Catedral cerrada, doble provocación : Miguel Angel Granados Chapa

Catedral cerrada, doble provocación
Plaza Pública

Más aún que el Cardenal, los fieles que acuden a la liturgia dominical deben ser respetados porque ejercen una libertad conectada a lo elevado de su espíritu.
Al cerrar la Catedral Metropolitana , la Arquidiócesis de México afectó antes que nadie a su propia feligresía. Así se infiere de la definición de iglesia contenida en el canon 1214 del Código respectivo, que además de su apreciación material señala su razón de ser: “Por iglesia se entiende un edificio sagrado destinado al culto divino al que los fieles tienen derecho a entrar para la celebración, sobre todo pública, del culto divino”. Y el canon 1221 refuerza esta idea al establecer que “la entrada a la iglesia debe ser libre y gratuita”. Durante esta semana la Iglesia infringió esas normas.

Aunque se anunció ya la reapertura del principal templo de la Ciudad de México, quizá para hoy jueves y con seguridad para ofrecer a tiempo los servicios dominicales, eso no priva a la decisión del Consejo Episcopal de la Arquidiócesis de México del carácter de una segunda provocación, luego de la inicial tomada por quien ordenó el repique de las campanas catedralicias fuera de toda norma mientras una multitud se reunía en el Zócalo. El padre José de Jesús Aguilar explicó anteanoche a Joaquín López Dóriga que las campanas doblan durante tres periodos de 10 minutos cada uno, a las 11:30, 11:45 y 12:00. Pero no explicó que eso es propio de los días de fiesta y el 18 de noviembre no lo es en el ritual católico. Debió aclararlo porque esa especificación consta en el Manual de Procedimientos para Campanario del propio Aguilar. Por lo demás, no es verdad que a las 11:30 hubiera comenzado un repique de tal naturaleza.

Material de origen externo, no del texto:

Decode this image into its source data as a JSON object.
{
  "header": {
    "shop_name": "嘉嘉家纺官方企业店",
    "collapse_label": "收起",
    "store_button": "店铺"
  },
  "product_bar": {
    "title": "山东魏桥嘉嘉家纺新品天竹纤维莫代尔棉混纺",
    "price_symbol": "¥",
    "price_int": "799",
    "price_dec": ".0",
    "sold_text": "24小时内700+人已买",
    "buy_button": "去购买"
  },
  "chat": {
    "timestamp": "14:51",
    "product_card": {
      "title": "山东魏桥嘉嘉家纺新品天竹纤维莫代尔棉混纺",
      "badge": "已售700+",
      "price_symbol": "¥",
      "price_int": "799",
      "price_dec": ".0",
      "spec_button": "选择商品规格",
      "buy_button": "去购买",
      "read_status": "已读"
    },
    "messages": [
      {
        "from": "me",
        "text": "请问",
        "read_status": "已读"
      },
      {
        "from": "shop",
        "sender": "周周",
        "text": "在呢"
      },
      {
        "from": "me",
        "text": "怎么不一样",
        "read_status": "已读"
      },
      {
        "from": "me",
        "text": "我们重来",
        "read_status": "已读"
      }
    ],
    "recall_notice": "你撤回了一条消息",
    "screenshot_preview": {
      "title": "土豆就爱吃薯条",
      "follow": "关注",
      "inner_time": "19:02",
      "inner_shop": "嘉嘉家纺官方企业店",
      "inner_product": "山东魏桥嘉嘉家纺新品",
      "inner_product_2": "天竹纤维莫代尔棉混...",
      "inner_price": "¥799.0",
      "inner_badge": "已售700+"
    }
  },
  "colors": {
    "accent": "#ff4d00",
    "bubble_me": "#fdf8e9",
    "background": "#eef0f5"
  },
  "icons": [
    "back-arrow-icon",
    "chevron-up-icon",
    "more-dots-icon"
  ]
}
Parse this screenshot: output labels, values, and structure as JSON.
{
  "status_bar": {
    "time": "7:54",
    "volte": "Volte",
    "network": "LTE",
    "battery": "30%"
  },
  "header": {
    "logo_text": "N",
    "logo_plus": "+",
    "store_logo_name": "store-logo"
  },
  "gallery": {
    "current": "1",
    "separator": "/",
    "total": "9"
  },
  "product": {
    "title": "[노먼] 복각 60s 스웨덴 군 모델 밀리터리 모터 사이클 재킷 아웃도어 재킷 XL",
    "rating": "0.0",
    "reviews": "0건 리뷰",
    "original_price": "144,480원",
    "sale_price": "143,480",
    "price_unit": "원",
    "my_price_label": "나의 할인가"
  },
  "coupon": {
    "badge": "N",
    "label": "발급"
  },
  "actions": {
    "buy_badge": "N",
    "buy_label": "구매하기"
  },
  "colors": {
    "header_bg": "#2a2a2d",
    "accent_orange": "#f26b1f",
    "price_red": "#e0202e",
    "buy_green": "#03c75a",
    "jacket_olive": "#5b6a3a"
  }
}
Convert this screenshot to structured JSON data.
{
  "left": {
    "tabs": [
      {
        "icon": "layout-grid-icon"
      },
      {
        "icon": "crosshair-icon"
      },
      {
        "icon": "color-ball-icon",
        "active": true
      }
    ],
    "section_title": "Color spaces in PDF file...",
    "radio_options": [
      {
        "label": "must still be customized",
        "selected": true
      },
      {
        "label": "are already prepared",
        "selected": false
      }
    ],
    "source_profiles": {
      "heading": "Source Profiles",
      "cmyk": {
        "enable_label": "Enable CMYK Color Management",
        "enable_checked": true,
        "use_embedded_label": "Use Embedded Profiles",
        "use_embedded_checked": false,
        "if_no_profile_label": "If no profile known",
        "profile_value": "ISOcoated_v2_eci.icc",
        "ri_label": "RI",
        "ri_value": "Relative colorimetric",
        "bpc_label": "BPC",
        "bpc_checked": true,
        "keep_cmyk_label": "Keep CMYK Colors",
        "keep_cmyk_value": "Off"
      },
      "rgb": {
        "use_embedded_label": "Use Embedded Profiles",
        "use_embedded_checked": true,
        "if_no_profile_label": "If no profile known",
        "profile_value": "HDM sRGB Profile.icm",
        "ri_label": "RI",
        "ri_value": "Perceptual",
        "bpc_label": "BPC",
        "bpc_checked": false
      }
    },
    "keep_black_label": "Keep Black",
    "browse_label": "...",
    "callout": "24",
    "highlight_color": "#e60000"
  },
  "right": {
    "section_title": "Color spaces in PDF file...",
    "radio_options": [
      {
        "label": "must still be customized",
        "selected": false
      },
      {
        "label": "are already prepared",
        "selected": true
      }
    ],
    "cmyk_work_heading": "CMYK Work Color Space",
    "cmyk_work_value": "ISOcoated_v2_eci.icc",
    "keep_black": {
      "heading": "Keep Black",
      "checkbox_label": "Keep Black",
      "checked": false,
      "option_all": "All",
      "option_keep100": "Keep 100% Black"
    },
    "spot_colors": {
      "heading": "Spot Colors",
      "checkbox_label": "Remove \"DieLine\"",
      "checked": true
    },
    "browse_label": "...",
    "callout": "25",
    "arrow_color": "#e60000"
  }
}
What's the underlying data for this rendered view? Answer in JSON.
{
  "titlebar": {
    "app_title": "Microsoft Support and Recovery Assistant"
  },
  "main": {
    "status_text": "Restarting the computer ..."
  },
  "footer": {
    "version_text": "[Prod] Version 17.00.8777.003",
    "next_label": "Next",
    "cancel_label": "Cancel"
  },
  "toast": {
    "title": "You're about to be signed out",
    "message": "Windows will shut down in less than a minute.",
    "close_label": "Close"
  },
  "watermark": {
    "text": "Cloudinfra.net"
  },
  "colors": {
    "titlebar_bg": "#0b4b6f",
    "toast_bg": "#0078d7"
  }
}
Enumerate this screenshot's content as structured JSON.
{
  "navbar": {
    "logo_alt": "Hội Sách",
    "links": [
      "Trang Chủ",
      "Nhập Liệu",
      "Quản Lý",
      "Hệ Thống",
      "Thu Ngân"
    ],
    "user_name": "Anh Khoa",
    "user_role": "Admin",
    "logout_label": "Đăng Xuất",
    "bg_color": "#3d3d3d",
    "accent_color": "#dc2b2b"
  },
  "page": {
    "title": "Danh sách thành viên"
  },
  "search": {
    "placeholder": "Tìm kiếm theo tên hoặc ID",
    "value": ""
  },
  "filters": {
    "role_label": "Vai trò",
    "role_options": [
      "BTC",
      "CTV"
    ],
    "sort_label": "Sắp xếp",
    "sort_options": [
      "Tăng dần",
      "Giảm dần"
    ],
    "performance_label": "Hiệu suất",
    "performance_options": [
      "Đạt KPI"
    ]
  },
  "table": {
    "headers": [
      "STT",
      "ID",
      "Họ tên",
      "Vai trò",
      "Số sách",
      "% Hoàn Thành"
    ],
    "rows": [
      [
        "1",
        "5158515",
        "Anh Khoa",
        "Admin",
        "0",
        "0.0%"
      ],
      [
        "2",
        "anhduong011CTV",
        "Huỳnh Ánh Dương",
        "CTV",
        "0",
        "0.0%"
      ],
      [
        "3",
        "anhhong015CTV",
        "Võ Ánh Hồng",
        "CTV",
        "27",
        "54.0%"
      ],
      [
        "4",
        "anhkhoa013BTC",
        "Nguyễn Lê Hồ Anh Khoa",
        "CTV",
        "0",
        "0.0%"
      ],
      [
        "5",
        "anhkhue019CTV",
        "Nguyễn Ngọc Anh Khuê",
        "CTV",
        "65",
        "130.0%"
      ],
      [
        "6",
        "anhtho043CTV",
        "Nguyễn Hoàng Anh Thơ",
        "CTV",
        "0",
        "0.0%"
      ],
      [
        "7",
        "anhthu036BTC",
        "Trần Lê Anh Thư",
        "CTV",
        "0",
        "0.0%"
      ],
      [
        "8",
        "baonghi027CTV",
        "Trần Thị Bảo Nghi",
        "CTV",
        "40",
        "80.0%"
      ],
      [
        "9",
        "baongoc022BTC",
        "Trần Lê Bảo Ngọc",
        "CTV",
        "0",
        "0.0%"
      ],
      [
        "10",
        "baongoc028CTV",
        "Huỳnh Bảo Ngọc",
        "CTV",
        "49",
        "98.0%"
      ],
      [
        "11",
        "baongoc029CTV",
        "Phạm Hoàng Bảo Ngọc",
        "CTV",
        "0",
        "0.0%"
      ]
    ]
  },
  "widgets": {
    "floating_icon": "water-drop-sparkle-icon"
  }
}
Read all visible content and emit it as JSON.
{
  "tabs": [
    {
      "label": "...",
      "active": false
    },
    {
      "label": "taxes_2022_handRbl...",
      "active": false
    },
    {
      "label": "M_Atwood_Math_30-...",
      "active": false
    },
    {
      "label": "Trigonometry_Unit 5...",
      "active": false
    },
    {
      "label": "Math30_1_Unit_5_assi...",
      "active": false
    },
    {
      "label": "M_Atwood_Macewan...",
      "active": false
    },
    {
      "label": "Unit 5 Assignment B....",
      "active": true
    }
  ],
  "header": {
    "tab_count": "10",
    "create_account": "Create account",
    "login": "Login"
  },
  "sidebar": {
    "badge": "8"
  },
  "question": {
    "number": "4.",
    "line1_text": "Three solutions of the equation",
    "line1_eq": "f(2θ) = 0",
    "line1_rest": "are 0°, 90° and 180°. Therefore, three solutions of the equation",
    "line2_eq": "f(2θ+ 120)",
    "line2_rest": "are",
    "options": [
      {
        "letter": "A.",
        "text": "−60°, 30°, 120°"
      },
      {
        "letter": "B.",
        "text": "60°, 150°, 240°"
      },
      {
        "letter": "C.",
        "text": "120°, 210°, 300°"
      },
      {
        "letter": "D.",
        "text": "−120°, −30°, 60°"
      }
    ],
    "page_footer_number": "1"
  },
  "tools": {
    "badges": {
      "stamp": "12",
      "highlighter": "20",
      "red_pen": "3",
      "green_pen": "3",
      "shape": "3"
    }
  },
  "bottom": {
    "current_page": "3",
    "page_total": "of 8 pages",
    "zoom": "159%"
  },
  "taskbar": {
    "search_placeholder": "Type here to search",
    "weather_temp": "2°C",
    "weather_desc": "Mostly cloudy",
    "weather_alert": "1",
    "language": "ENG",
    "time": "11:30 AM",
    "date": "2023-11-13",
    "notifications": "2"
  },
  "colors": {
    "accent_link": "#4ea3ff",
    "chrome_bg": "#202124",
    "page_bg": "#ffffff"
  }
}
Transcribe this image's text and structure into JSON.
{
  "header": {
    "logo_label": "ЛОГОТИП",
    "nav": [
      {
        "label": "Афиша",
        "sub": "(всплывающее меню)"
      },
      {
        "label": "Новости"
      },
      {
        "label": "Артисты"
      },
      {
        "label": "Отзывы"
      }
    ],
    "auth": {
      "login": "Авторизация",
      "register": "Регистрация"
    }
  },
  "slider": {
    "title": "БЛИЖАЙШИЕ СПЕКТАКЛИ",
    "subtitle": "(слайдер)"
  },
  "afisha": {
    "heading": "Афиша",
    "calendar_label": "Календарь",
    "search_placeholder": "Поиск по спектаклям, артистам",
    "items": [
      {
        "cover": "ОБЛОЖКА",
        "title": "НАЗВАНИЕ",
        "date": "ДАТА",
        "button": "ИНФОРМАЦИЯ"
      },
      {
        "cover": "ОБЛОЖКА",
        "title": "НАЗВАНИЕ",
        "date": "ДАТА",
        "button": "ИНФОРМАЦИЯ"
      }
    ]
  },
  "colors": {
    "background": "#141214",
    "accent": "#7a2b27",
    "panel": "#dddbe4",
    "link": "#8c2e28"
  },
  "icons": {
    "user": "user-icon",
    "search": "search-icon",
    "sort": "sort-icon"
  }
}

Nadie en su sano juicio puede cohonestar la reacción de quienes, asistentes o no a la tercera asamblea de la Convención Nacional Democrática, entraron por la fuerza a la Catedral y causaron temor y molestia a quienes se hallaban en su interior. Ya antes, con motivo de reiteradas agresiones de este género, me he permitido señalar que más aún que el cardenal Norberto Rivera Carrera, o tanto como él, los fieles que acuden a la liturgia dominical deben ser respetados porque ejercen una libertad conectada a lo más profundo y elevado de su espíritu. De modo que no ha de disminuirse la gravedad del asalto ni dejar de exigirse a los responsables de la organización, partidaria o civil, del mitin del domingo, no sólo un deslinde sino una condena a prácticas que redondean la provocación sonora que partió del campanario.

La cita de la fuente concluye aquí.